LaRose



WAYLON DROVE UP just after Father Travis left, and Maggie turned off her radar, right there in the driveway, where he met her. She had asked him over to help her work in the cornfield. Peter had plowed last year’s stubble into the field, but there were already weeds up in the rows. She went inside, and changed into work clothes, put on SP 30 and came out. Together, they walked to the field. It was warm. They each had a hoe they’d keep sharp using the files stuck in the back pockets of their jeans. Maggie’s were short cutoffs. She was a faster or more indifferent weed killer, so she got ahead of Waylon right away. He left a few pickers in the black dirt and stumbled after her. Maggie’s white shirt was tied off at her belly. Her foal’s legs shot down into thick socks, heavy tie boots. A battered straw cowboy hat shaded her face. Her lips were moving to some song in her head. Both of them had heavy brown cotton gloves in their back pockets but they swung their hoes bare-handed. The scent of dry crushed plants, torn dirt, piercing and pure, followed them over the earth. Waylon was proud of his shoes—Jordans—which he shouldn’t have been wearing in the field. His dad had bought them and didn’t have the money. He’d had to sign something to get them—but he wanted people to know that Waylon’s family could afford them. Fine dirt was sifting into the shoes and his sweating feet turned the dust to paste. He kept on swinging the hoe, slicing off pickers, shuffling along behind Maggie in his pasty shoes. One moment he was thinking about washing the shoes out later with a hose, or maybe a wet cloth, and if he would ruin them. The next moment everything changed.

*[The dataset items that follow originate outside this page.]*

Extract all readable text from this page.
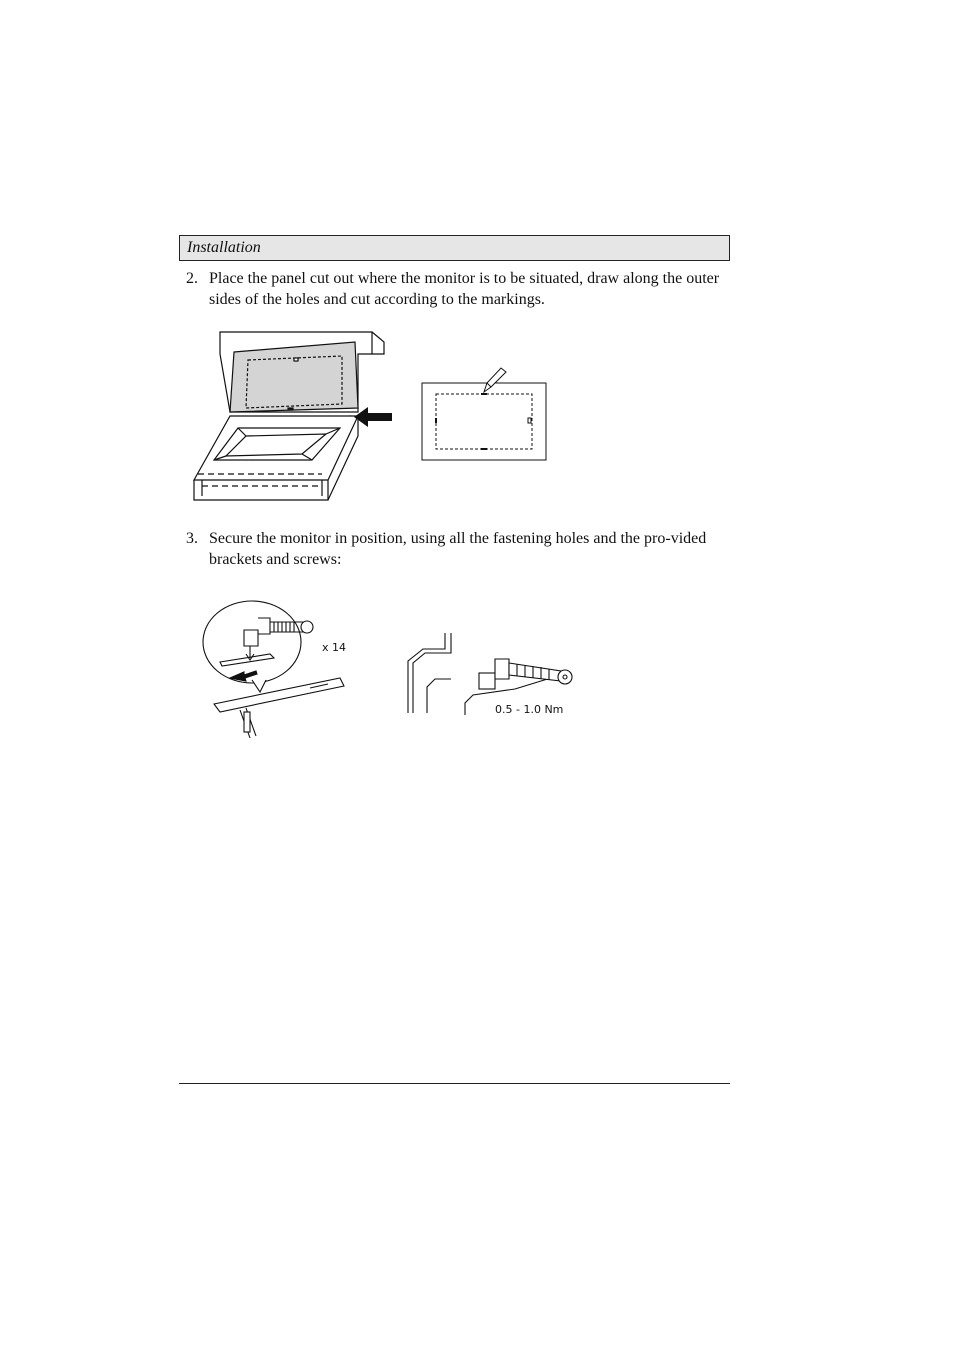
Installation
2. Place the panel cut out where the monitor is to be situated, draw along the outer sides of the holes and cut according to the markings.
3. Secure the monitor in position, using all the fastening holes and the pro-vided brackets and screws:
x 14
0.5 - 1.0 Nm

Maggie’s white shirt is slung off. She is chopping weeds in just her bra—sky-colored cups holding two small creamy scoops. She is pale all over because of the sunblock slathering that went on before an incident of possible sun exposure. Her skin is marless. Not a freckle, a fleck of mole, or even a blemish. Only the blue dot on her shoulder. Which Waylon sees when she turns away. That dot. He knows what it is. She told him. And his heart is pierced as with the needle-sharp pencil. He puts his hand to his chest, takes his hand off, even looks at his fingers, but there’s no blood. Just her, obliviously swaying with her hoe, occasionally leaning forward to viciously whack a deep-rooted thistle.

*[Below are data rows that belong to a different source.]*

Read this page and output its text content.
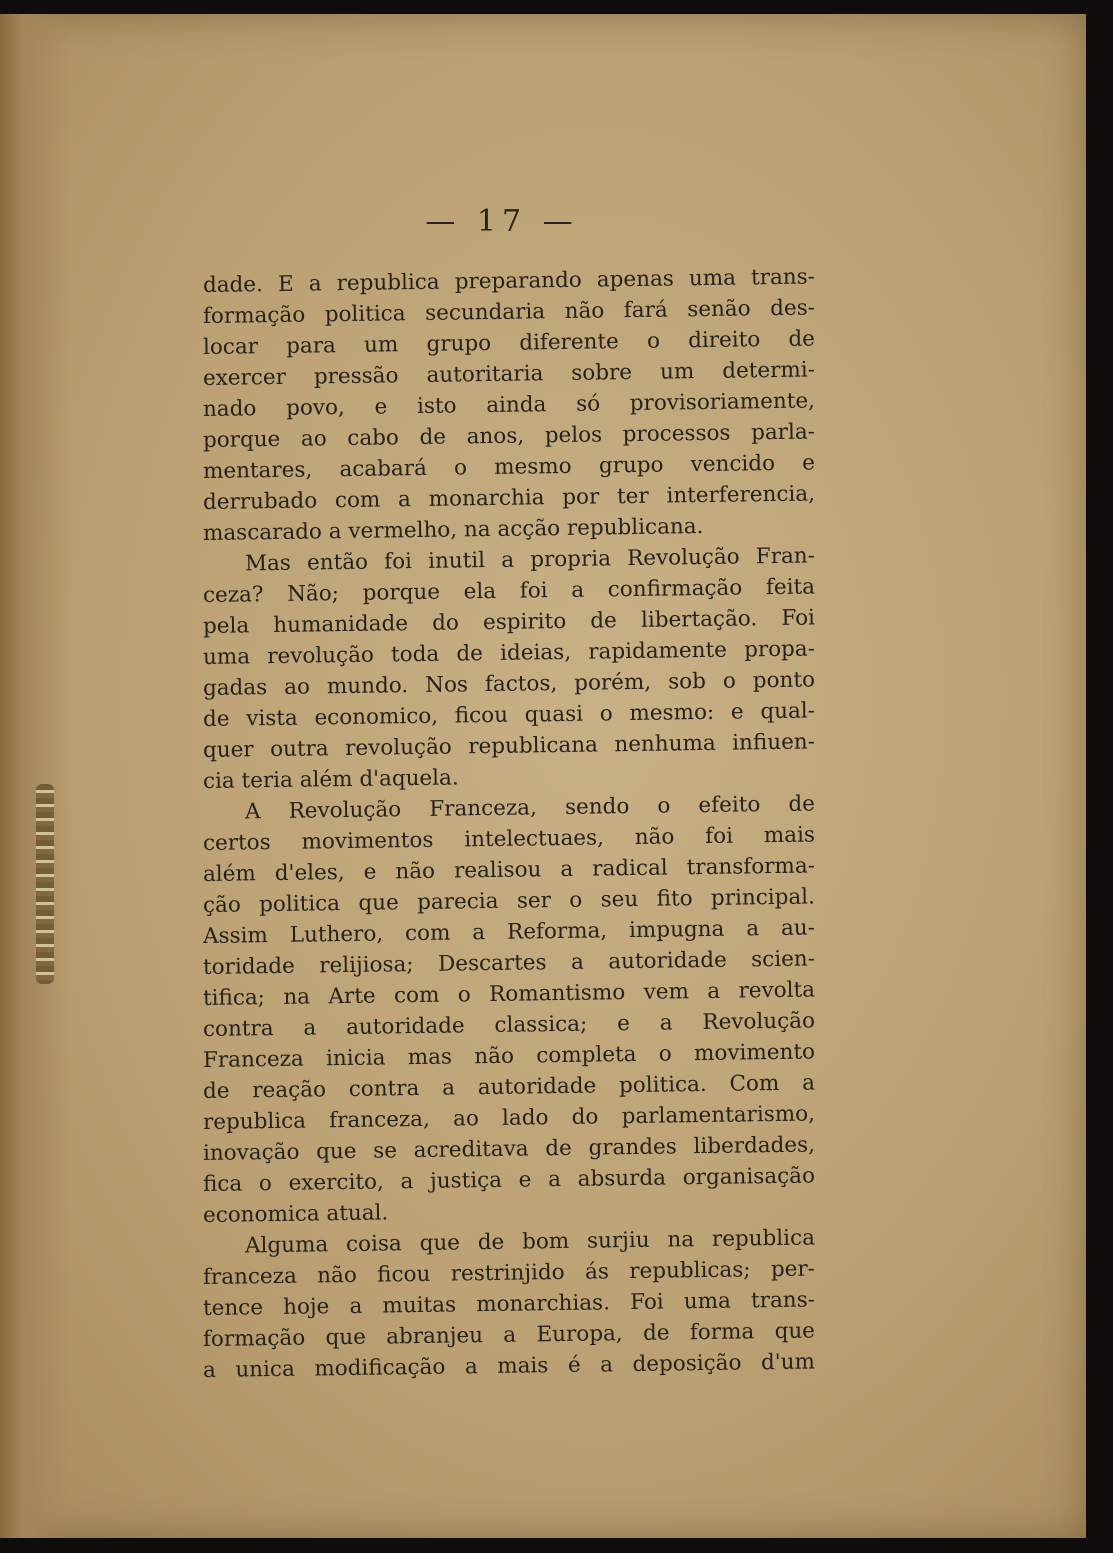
— 17 —
dade. E a republica preparando apenas uma trans-
formação politica secundaria não fará senão des-
locar para um grupo diferente o direito de
exercer pressão autoritaria sobre um determi-
nado povo, e isto ainda só provisoriamente,
porque ao cabo de anos, pelos processos parla-
mentares, acabará o mesmo grupo vencido e
derrubado com a monarchia por ter interferencia,
mascarado a vermelho, na acção republicana.
Mas então foi inutil a propria Revolução Fran-
ceza? Não; porque ela foi a confirmação feita
pela humanidade do espirito de libertação. Foi
uma revolução toda de ideias, rapidamente propa-
gadas ao mundo. Nos factos, porém, sob o ponto
de vista economico, ficou quasi o mesmo: e qual-
quer outra revolução republicana nenhuma infiuen-
cia teria além d'aquela.
A Revolução Franceza, sendo o efeito de
certos movimentos intelectuaes, não foi mais
além d'eles, e não realisou a radical transforma-
ção politica que parecia ser o seu fito principal.
Assim Luthero, com a Reforma, impugna a au-
toridade relijiosa; Descartes a autoridade scien-
tifica; na Arte com o Romantismo vem a revolta
contra a autoridade classica; e a Revolução
Franceza inicia mas não completa o movimento
de reação contra a autoridade politica. Com a
republica franceza, ao lado do parlamentarismo,
inovação que se acreditava de grandes liberdades,
fica o exercito, a justiça e a absurda organisação
economica atual.
Alguma coisa que de bom surjiu na republica
franceza não ficou restrinjido ás republicas; per-
tence hoje a muitas monarchias. Foi uma trans-
formação que abranjeu a Europa, de forma que
a unica modificação a mais é a deposição d'um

The sunblock hasn’t kept her back from glowing a supple golden. Her spine sweatily glistens down into the tiny cutoffs. Her legs are milky white and deerlike. There is dirt up the insides of her calves, thighs, adhering to her sweat like shadow.

Waylon sits down between the rows, on sunny dirt. A small black jumping spider lands on his knee. Stares at him with fierce, pent sorrow. Then pops away. Waylon doesn’t move. He rubs his head as if to rearrange his thoughts.

Maggie moves down the row.

Get up, lazy-ass, she says. Don’t make me do this whole field by myself.

Waylon leaves the hoe on the ground, gets up, and stands before her. She squints up at him, smiling her bad-luck good-luck smile. Right then they are the only people in the universe, yet Waylon is too shy to say out loud what he leans over to whisper against her neck.

Maggie could wind herself through the bush, no matter how snakey and dense, but Waylon was like a big calf and stumbled after her, hair flopping, eyes wide, lips pink and lustrous, skin darkly glowing with sweat until at last she pushed her hand on his chest to make him stop.

Okay, this is the place, she said. My place.

It was an old oak so huge that it had choked out all other brush but the long pale grass they lay on underneath.

Do you love me? asked Waylon.

No, said Maggie.

You’re lying, huh. You love me.

I said no. Maggie laughed.

He put his hand around her face and adored her chin. She was thinking about her volleyball kill score—she had got up to 200 last season. It would take at least another couple years to hit 1,000.

Okay then?

All right then, said Maggie. Let’s try it. I mean, if it hurts too much you have to quit.

She leaned toward him and he tried not to grapple with her, not treat her like he couldn’t wait, not lunge or buck, tried to be all manly and collected, but it was all too unbelievable. She was just so small but just so quick. She got on top of him and moved aside her panties, unzipped him and got him out and started to try.

Put it in, she said.

They couldn’t get it in. She got off, lay down, opened her legs. He got on top and tried that way. It worked better, but she screamed.

Get it out!

He moved backward.

Okay, she panted. Try again.

Waylon sweat and worried, trying to slow down but stay hard all at once. Then it was suddenly better and she relaxed under him and said it was okay and she could handle it.